I spent monday re-organising my studio and didn't realise the time till my tummy started grumbling. As usual, I was really tempted to just grab a granola bar and some junk food from the kitchen but I decided to try to make something quick. I am glad that these salads are so easy to put together as long as there are ingredients in the fridge.
This salad wasn't planned. I looked in the fridge and found some pears that I had peeled over the weekend and tuna mayo from the kids breakfast. So I decided to use them. I also stir-fried the baby mushrooms cos I find something warm on my salad just makes it more satisfying. Finally, I added a dash of togarashi which is just japanese red pepper flakes for that extra spice.
Here is what went in my salad:
- spinach leaves (washed)
- mushrooms
- pear slivers
- tuna mayo
- a dash of togarashi
Directions:
1. Place the spinach leaves on the plate.

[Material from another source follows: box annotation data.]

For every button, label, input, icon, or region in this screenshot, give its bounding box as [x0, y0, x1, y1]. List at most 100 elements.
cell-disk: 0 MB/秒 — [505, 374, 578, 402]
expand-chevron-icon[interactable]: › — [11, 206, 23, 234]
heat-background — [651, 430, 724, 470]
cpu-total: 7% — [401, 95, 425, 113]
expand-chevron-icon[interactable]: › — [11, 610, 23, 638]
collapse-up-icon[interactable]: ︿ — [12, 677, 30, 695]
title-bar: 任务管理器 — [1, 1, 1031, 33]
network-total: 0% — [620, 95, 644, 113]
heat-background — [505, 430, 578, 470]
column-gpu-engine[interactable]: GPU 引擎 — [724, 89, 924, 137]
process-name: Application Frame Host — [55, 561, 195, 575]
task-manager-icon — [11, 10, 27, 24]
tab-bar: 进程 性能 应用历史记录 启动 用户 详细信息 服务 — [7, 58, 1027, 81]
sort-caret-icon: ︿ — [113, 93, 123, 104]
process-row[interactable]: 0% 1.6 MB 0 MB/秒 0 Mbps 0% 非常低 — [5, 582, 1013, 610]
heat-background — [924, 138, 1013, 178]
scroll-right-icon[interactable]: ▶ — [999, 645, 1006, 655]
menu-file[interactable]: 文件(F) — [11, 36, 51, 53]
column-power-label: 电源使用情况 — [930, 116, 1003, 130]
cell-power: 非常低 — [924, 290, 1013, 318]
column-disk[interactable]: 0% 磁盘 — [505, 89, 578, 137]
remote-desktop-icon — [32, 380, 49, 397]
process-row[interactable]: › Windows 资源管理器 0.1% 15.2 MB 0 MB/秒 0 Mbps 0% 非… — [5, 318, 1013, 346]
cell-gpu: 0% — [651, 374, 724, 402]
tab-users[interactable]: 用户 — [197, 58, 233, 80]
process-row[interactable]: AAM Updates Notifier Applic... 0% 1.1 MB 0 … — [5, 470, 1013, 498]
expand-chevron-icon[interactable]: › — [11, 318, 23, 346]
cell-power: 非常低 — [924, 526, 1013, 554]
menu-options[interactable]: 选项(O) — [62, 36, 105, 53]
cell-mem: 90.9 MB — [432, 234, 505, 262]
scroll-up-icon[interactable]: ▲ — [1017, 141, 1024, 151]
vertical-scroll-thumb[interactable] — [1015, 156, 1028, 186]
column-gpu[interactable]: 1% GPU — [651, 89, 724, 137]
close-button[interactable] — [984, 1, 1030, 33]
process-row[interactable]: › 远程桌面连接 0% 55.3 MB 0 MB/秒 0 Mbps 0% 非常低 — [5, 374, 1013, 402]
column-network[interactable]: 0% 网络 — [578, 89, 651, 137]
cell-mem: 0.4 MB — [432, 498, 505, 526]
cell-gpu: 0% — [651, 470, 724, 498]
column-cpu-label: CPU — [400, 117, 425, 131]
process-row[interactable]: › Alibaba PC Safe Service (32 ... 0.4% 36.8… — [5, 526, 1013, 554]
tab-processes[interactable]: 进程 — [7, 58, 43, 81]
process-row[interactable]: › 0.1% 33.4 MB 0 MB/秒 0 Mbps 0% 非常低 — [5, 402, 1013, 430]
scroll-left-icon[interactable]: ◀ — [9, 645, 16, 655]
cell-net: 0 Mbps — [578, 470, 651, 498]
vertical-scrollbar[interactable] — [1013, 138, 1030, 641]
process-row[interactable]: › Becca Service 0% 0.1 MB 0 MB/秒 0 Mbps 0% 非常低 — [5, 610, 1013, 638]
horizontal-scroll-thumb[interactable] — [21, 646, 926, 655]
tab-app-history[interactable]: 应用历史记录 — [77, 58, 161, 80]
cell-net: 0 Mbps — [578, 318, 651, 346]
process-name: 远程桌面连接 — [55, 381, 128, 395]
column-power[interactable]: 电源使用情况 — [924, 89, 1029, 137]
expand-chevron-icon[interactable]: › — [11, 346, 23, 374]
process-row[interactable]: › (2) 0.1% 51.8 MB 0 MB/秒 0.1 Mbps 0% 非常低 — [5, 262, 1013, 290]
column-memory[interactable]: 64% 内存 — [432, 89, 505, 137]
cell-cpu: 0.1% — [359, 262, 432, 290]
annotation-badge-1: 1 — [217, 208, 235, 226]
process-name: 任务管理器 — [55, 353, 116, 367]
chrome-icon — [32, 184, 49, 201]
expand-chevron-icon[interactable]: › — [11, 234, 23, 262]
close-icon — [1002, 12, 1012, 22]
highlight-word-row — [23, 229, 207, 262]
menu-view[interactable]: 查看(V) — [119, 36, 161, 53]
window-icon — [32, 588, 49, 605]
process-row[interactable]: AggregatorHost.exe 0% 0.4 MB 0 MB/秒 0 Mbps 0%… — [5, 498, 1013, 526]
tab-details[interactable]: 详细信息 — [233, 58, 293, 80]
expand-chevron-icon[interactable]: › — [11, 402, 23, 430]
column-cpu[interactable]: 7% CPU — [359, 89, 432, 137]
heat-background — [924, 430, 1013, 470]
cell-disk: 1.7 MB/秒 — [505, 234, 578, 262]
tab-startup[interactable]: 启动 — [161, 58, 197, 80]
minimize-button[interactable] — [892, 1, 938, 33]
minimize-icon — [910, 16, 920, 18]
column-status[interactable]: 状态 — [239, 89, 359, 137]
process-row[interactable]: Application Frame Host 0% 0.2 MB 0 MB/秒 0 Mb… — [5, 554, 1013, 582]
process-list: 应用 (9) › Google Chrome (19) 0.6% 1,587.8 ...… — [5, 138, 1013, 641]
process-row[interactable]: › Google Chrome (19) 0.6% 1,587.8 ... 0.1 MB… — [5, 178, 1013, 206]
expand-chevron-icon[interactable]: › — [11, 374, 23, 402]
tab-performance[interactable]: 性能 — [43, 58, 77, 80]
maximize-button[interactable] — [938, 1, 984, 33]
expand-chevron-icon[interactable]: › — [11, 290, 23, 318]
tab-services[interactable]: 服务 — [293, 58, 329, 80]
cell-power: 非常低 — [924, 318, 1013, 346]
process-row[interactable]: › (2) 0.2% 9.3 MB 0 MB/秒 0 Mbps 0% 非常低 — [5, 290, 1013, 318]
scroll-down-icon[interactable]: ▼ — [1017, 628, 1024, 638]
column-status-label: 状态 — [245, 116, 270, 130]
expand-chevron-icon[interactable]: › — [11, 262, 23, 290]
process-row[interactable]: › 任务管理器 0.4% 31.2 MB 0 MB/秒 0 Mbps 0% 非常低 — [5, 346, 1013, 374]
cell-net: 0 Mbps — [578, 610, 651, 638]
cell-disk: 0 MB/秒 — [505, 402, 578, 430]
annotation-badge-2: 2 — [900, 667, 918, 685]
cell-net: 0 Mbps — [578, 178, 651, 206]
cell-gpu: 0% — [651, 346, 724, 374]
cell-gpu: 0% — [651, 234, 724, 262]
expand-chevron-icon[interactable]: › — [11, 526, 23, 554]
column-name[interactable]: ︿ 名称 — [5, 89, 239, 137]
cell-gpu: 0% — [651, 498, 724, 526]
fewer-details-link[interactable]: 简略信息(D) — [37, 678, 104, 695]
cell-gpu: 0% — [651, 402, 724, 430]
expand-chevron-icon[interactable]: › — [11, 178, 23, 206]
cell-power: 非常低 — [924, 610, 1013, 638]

2. Slice the pears into slivers and lay them on the spinach leaves.
3. Add small dollops of tuna mayo onto the salad bed.
4. Stir-fry the mushrooms with a bit of olive oil and pepper. Gently add them to the salad.
5. Sprinkle togarashi according to taste and enjoy your salad.
*This recipe is part of a series called Cooking for One where you will find quick and easy recipes that can be whipped up in under 30 minutes.